Sedici anni fa Piacenza veniva sconvolta dal deragliamento del Pendolino. “Le immagini di quella tragedia sono ancora vive, oggi sono qui per ricordare i ferrovieri morti sul campo. Non furono i macchinisti a provocare la sciagura”. Parole di Alberto Grassi, che sedici anni fa era procuratore della Repubblica di Piacenza. Fu lui ad occuparsi inizialmente della tragedia avvenuta a poche centinaia di metri dalla nostra stazione: il deragliamento del pendolino in cui persero la vita otto persone.
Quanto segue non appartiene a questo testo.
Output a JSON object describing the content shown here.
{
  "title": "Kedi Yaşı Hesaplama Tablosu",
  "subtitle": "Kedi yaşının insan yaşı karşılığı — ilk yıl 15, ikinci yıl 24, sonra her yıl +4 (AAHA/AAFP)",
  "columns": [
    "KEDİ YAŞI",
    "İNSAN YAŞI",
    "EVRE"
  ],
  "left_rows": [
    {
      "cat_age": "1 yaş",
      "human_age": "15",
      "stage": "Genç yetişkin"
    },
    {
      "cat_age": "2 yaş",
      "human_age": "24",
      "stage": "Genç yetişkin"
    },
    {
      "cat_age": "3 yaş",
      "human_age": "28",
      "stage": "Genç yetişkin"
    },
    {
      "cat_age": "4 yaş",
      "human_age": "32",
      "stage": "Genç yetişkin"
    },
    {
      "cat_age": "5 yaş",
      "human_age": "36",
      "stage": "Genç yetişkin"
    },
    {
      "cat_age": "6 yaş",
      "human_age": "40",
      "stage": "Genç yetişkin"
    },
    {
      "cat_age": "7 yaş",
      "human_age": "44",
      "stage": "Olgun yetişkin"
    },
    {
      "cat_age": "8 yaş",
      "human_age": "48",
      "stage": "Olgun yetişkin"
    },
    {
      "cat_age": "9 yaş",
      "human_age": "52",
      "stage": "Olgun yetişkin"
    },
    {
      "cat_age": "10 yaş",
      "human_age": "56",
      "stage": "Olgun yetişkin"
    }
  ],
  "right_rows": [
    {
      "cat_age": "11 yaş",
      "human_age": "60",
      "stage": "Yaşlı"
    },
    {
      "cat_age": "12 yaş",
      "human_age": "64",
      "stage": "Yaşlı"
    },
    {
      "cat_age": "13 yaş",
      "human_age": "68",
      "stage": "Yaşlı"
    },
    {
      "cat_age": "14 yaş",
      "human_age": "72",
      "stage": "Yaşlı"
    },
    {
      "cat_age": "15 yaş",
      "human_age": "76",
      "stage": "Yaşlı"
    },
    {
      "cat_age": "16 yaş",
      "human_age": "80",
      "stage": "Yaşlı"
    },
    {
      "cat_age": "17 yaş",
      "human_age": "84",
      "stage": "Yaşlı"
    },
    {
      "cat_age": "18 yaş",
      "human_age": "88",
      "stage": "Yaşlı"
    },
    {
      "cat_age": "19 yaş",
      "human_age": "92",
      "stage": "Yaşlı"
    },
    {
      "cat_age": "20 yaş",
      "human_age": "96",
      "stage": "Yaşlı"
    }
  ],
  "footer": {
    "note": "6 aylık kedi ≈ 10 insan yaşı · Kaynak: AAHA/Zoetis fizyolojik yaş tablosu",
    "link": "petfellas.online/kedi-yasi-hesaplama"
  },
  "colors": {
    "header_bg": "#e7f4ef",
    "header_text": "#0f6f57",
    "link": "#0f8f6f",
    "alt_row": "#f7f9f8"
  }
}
Questa mattina alla stazione di Piacenza si svolge la tradizionale commemorazione organizzata dal dopolavoro ferroviario: in lacrime i parenti delle vittime, in particolare dei due macchinisti, che non riescono a darsi pace per la sentenza del 2001 che assolse i dirigenti delle Ferrovie. “La colpa fu data a chi non può ribattere” afferma commossa la madre di Pasquale Sorbo, scomparso a 47 anni. Al suo fianco il procuratore Grassi: “Io mi occupai di seguire le prime fasi dell’indagine, la sciagura poteva essere evitata se non si fosse modificato il precedente sistema di frenatura sulla curva in cui deragliò il pendolino. I macchinisti furono le vere vittime.”